Good conversation skills can ease the difficulties of meeting new people. We share some ideas to help you get better at having conversations.
Most of us feel nervous when we meet people we don’t know. If you have a visible difference or disfigurement, you may feel more anxious, defensive or embarrassed when meeting new people.
On this page, we explore why meeting someone for the first time can be challenging when you have a visible difference, and how you can make it easier.
When we meet someone for the first time, most of us feel pressure to make a good impression. This is particularly the case if we are meeting that person in a professional context such as a business meeting or interview, or if we will have to work together in future.
If you have a visible difference or disfigurement, meeting someone for the first time can be particularly challenging. You may experience feelings of anxiety, awkwardness or embarrassment about your condition, mark or scar. You may wonder what thoughts the other person is having about you.
If you have experienced unwanted attention or negative reactions in the past, you may assume that people will behave negatively towards you before you have even met them. You may feel awkward or shy and try to cover this up by talking too much or being inappropriately humorous.
Trying to understand what is happening for both of you when you meet someone for the first time can help. This is because you can get a sense of what is going through their head and how that might be similar to what you are feeling.
At Changing Faces, we use the acronym “SCARED” to describe what might take place when two people first meet. It shows the range of feelings both people might have – and how this could make them act – creating a very difficult and uneasy situation for both people to handle.

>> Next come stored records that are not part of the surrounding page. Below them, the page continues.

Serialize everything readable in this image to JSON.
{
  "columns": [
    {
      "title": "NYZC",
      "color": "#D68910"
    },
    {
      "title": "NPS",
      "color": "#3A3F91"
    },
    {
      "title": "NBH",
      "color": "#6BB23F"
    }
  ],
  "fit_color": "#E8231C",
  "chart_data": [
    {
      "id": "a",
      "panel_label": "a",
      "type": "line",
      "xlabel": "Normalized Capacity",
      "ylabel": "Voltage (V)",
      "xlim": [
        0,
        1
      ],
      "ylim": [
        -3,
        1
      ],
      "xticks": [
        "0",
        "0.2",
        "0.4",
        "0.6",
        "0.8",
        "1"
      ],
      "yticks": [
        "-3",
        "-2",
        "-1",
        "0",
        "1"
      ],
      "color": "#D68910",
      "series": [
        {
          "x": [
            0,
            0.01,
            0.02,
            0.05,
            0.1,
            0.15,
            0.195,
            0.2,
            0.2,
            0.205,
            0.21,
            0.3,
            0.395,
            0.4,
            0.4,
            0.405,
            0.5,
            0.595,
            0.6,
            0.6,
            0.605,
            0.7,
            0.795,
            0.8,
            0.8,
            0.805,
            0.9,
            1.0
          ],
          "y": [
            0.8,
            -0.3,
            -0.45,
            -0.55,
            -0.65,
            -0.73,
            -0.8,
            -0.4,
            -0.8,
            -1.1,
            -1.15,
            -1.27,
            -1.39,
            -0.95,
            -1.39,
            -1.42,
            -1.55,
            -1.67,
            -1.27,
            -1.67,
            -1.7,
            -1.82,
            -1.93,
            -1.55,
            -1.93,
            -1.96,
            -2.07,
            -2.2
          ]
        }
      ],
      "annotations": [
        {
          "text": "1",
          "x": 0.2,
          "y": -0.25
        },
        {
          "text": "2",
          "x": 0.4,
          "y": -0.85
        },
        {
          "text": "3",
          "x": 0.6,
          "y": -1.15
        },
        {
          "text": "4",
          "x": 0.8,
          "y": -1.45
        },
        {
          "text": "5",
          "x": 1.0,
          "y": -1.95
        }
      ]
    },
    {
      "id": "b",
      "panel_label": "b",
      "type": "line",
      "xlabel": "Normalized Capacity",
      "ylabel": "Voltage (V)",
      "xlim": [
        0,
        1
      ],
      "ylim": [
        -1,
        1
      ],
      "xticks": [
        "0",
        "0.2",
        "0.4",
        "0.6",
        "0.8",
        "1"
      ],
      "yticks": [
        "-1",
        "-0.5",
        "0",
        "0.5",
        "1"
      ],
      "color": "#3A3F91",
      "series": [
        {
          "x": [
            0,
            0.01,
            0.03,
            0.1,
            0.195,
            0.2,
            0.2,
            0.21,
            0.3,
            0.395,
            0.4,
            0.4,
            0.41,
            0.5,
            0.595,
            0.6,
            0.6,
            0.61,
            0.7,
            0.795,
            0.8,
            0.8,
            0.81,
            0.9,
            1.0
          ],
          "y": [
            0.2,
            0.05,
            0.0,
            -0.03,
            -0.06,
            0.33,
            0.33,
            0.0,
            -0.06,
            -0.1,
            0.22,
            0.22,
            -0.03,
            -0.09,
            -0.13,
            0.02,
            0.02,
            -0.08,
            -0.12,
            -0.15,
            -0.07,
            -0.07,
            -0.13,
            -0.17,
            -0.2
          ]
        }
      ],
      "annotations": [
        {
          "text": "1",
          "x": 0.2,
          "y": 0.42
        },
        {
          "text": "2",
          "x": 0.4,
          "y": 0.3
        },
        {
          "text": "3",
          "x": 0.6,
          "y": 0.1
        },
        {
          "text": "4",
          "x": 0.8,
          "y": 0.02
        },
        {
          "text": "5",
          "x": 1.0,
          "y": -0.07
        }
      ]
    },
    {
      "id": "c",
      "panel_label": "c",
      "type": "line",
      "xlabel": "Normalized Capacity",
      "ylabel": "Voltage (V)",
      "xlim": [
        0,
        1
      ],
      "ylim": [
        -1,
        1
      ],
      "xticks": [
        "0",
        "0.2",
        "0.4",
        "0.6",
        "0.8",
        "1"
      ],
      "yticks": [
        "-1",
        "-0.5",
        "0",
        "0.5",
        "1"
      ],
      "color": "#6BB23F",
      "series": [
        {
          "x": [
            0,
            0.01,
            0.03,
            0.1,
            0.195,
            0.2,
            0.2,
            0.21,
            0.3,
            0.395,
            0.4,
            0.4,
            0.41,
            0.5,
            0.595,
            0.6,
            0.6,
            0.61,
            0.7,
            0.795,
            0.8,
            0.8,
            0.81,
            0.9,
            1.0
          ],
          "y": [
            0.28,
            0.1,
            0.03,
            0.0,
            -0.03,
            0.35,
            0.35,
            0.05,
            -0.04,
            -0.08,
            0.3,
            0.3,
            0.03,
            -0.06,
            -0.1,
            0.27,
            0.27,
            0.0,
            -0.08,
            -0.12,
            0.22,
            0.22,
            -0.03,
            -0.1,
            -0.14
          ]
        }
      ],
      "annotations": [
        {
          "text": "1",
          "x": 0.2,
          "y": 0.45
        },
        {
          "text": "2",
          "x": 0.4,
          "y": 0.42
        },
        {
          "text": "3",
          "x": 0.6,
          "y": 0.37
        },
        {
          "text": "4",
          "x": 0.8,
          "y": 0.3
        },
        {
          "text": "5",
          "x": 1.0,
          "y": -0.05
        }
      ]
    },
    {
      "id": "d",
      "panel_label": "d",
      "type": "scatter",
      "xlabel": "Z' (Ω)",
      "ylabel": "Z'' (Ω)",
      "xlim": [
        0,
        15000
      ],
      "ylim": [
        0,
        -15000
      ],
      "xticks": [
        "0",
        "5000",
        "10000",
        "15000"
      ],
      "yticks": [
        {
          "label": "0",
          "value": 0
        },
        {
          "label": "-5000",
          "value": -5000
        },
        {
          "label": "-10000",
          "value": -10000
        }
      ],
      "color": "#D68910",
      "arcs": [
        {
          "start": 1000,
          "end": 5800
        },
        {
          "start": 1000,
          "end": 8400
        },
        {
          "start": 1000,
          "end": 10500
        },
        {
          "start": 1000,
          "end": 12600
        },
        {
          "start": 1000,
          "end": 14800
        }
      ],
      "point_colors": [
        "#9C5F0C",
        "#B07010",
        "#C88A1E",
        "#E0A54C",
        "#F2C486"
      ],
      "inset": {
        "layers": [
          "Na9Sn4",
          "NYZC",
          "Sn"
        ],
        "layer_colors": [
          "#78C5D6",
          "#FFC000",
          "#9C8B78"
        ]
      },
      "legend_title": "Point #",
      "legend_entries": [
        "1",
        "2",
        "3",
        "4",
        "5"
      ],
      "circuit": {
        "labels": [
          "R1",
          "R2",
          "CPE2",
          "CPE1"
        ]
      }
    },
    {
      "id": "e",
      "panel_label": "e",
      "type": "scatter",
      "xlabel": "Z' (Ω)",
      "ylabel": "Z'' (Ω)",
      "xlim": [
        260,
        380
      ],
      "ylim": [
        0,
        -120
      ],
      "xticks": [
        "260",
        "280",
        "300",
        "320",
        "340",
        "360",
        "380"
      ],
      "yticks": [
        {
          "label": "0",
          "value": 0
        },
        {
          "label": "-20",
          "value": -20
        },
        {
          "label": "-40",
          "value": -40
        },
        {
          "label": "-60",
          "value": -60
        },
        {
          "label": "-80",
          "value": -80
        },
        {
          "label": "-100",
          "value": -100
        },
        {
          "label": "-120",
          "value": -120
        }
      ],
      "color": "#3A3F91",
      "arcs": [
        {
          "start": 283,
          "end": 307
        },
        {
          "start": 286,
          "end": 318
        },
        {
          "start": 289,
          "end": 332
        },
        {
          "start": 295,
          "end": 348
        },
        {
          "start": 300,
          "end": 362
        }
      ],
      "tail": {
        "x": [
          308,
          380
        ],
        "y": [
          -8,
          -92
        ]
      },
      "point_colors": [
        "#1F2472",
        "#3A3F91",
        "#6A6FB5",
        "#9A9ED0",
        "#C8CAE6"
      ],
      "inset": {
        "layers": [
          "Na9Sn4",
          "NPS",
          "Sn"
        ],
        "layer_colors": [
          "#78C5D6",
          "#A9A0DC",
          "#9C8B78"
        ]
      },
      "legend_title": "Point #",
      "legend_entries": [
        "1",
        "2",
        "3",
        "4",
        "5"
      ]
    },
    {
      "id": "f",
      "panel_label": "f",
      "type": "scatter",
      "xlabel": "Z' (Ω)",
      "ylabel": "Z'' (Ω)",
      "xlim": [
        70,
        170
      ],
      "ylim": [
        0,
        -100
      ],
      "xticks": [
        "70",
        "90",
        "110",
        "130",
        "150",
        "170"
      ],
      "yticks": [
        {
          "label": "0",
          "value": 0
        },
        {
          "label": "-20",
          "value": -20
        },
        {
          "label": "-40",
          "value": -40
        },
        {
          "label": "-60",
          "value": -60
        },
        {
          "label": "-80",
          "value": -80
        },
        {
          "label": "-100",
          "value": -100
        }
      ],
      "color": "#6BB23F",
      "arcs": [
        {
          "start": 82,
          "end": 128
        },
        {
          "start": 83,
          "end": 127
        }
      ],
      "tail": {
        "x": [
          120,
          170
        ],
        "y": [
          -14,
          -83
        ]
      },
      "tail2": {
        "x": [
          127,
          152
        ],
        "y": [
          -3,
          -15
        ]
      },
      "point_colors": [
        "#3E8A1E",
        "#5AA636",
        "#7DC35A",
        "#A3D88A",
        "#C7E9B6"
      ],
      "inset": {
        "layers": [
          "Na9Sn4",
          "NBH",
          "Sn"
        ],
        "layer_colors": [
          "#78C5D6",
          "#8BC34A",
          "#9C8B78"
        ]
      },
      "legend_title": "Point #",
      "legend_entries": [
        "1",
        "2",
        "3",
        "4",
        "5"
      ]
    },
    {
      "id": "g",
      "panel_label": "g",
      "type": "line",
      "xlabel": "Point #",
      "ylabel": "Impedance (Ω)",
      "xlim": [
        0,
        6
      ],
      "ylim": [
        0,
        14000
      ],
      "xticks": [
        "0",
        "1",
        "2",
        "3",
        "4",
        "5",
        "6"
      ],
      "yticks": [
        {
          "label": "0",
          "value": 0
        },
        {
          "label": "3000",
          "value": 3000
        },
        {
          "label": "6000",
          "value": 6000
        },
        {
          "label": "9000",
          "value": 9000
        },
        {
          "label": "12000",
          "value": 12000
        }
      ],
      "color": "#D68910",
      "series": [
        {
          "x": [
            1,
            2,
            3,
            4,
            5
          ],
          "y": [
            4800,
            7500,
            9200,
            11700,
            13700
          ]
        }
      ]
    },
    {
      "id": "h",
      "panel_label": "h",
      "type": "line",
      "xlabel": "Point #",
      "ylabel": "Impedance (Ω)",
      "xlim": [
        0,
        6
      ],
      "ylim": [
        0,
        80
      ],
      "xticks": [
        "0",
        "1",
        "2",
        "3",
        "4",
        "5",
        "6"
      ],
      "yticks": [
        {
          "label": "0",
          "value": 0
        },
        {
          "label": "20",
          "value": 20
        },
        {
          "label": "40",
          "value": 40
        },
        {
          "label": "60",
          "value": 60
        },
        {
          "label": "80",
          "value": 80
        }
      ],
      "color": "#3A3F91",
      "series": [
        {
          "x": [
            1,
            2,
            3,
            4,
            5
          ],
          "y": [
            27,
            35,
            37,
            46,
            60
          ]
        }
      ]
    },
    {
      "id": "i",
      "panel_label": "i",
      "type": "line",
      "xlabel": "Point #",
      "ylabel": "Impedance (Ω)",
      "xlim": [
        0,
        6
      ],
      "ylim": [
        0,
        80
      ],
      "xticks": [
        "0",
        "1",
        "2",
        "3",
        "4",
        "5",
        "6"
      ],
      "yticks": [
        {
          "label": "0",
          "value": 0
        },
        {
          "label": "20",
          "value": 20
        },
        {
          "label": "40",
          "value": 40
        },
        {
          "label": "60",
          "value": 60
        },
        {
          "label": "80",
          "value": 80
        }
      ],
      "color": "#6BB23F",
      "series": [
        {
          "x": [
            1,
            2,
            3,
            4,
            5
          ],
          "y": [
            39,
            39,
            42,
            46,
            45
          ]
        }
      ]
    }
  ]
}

Let’s start with the other person:
|If they feel||They might behave in this way|
|Sorry / Shocked||Staring / Speechless|
|Curious / Confused||Clumsy|
|Anxious||Asking / Awkward|
|Repelled||Recoiling / Rude|
Maybe you feel something like this:
|If you feel||You might|
|Conspicuous (standing out)||Cover yourself up|
|Angry / Anxious||be Angry / Anxious|
|Rejected – like people don’t want to know you||Retreat – pull away or hide from people|
|Embarrassed||be Evasive – ignore people|
|Different||act Defensively – try to protect yourself|
As being SCARED can create such a difficult situation, it’s natural to try to avoid each other or turn away from the conversation. As someone with a visible difference or disfigurement, you may find you contend with this over and over again. This can cause other problems. For example, you might:
- Expect people to behave in ways that make you feel uncomfortable, which can make you even more worried.
- Avoid meeting new people. This can make you even more nervous when you speak to people you don’t know.
- Feel angry with the people giving you a hard time and shout or feel upset.
- Take it out on the people around you, like your family.
There are a number of things you can do to make meeting people easier if you are living with a visible difference or disfigurement.
Recognising that the other person may feel SCARED too will help you understand their behaviour better instead of assuming that they are judging or thinking bad thoughts about you.
Here are some approaches you can take to make the interaction easier:
- If low self-esteem is a problem for you, try out our confidence-building techniques.
- Build relaxation techniques into your routine. This will help you approach day-to-day life more calmly and may make social interactions easier. You can find some here.
- If you are worried about how others might react to your visible difference, use our tools to help you prepare for the different ways people might behave.